How would one reduce the high kernel CPU usage?
Here are some observation I made:
- This effect appears independent of whether I run 10 jobs or 50. If there are fewer jobs than cores, not all cores are used, but the ones that are used still have a high CPU usage by the kernel
- I implemented the inner loop using numba, but the problem is not related to this, since removing the numba part does not resolve the problem
- I also though that it might be related to using python2 similar to the problem mentioned in this SO question but switching from python2 to python3 did not change much
- I measured the total number of context switches performed by the OS, which is about 10000 per second.
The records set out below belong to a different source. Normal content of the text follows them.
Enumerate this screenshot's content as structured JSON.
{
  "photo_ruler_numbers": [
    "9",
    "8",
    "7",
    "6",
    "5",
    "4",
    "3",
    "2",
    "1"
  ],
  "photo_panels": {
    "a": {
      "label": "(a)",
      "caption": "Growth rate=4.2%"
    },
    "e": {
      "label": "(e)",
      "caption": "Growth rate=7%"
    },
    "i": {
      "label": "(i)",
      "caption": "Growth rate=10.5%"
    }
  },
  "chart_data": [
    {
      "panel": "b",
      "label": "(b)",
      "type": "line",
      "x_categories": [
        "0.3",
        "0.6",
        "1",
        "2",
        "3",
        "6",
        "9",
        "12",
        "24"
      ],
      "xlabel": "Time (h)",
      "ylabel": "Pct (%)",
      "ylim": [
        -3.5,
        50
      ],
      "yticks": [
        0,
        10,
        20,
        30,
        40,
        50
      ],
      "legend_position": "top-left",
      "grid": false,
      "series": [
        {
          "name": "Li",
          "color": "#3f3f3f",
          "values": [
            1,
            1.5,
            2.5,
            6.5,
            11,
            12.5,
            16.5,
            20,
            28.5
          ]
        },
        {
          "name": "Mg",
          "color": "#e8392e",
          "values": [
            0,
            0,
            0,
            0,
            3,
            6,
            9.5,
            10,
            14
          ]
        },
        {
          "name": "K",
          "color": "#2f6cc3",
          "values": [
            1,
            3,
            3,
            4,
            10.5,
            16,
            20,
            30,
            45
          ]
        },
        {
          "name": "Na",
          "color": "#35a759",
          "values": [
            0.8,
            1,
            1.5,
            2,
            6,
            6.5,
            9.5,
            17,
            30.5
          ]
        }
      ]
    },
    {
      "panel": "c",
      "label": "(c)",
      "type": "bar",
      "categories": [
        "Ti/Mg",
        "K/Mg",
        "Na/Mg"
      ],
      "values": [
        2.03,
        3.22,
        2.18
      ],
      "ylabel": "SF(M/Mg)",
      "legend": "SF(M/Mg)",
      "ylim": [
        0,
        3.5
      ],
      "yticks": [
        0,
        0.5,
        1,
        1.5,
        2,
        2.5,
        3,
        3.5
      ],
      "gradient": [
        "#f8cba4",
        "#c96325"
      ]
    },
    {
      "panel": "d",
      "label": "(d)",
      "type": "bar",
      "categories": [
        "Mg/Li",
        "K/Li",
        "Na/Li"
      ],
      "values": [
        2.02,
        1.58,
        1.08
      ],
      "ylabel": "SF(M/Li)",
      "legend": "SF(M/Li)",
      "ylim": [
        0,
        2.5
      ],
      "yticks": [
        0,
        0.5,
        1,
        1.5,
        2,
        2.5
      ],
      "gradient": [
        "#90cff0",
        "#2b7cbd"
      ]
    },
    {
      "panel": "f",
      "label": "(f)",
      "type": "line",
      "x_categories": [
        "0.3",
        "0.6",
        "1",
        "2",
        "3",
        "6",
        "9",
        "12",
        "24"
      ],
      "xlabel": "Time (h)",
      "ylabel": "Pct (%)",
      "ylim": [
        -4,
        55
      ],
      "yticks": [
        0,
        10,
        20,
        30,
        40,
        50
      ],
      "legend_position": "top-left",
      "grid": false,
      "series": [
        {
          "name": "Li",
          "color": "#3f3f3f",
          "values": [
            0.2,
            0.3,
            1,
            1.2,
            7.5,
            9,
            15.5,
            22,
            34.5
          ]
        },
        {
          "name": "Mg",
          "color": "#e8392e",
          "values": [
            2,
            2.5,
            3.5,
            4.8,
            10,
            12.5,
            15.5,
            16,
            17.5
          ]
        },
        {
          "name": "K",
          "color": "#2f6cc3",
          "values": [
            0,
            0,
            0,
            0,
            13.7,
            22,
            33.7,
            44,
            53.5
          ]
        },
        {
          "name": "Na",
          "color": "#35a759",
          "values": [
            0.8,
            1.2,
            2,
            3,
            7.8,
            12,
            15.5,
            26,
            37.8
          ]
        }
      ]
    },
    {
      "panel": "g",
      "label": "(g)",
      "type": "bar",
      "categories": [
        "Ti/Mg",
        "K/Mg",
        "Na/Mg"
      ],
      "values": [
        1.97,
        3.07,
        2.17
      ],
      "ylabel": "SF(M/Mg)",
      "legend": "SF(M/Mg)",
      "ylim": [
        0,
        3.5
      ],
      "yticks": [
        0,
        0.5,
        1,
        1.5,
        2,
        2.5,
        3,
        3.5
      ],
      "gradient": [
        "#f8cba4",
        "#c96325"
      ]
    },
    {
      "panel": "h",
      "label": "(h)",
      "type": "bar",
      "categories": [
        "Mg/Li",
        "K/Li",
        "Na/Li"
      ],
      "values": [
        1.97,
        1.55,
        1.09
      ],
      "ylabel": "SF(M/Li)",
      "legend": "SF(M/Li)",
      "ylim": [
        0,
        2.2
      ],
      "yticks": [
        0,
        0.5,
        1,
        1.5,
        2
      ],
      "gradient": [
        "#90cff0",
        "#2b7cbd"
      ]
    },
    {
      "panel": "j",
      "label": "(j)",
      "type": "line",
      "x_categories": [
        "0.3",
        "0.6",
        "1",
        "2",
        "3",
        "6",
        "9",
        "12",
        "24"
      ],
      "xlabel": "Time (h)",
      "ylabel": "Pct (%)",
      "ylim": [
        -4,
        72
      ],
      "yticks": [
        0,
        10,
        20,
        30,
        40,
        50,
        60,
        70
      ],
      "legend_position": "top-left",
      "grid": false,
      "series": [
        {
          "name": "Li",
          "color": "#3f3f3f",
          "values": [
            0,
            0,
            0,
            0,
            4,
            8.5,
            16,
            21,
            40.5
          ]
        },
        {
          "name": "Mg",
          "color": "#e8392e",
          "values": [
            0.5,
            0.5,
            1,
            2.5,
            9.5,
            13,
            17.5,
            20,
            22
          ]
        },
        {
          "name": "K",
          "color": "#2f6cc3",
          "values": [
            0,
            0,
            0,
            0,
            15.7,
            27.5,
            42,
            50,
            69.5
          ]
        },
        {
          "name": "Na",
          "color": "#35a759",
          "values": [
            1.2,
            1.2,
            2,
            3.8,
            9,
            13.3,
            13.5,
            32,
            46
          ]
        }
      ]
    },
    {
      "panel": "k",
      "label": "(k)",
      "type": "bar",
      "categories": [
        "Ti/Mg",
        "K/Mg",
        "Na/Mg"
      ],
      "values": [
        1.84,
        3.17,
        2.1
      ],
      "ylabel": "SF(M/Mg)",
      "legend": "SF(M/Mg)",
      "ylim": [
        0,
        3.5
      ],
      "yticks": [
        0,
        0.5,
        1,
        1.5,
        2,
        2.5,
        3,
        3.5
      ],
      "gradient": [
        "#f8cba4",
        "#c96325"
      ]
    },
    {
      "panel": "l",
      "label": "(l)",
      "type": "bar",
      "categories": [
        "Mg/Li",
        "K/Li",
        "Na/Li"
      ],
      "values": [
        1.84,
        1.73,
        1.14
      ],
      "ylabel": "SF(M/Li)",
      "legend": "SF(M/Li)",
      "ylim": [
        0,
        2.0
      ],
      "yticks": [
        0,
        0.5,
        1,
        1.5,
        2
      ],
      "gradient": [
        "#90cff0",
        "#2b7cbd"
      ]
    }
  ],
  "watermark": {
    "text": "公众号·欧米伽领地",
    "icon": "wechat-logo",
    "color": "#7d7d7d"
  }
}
I'm not sure whether this is a large number
- I tried increasing the python time slices by setting
sys.setcheckinterval(10000)
(for python2) andsys.setswitchinterval(10)
(for python3) but none of this helped - I tried influencing the task scheduler by running
schedtool -B PID
but this didn't help
Edit:
Here is a screenshot of htop
:
I also ran perf record -a -g
and this is the report by perf report -g graph
:
Samples: 1M of event 'cycles', Event count (approx.): 1114297095227
- 95.25% python3 [kernel.kallsyms] [k] _raw_spin_lock_irqsave ◆
- _raw_spin_lock_irqsave ?
- 95.01% extract_buf ?
extract_entropy_user ?
urandom_read ?
vfs_read ?
sys_read ?
system_call_fastpath ?
__GI___libc_read ?
- 2.06% python3 [kernel.kallsyms] [k] sha_transform ?
- sha_transform ?
- 2.06% extract_buf ?
extract_entropy_user ?
urandom_read ?
vfs_read ?
sys_read ?
system_call_fastpath ?
__GI___libc_read ?
- 0.74% python3 [kernel.kallsyms] [k] _mix_pool_bytes ?
- _mix_pool_bytes ?
- 0.74% __mix_pool_bytes ?
extract_buf ?
extract_entropy_user ?
urandom_read ?
vfs_read ?
sys_read ?
system_call_fastpath ?
__GI___libc_read ?
0.44% python3 [kernel.kallsyms] [k] extract_buf ?
0.15% python3 python3.4 [.] 0x000000000004b055 ?
0.10% python3 [kernel.kallsyms] [k] memset ?
0.09% python3 [kernel.kallsyms] [k] copy_user_generic_string ?
0.07% python3 multiarray.cpython-34m-x86_64-linux-gnu.so [.] 0x00000000000b4134 ?
0.06% python3 [kernel.kallsyms] [k] _raw_spin_unlock_irqresto?
0.06% python3 python3.4 [.] PyEval_EvalFrameEx
It seems as if most of the time is spent calling _raw_spin_lock_irqsave
. I have no idea what this means, though.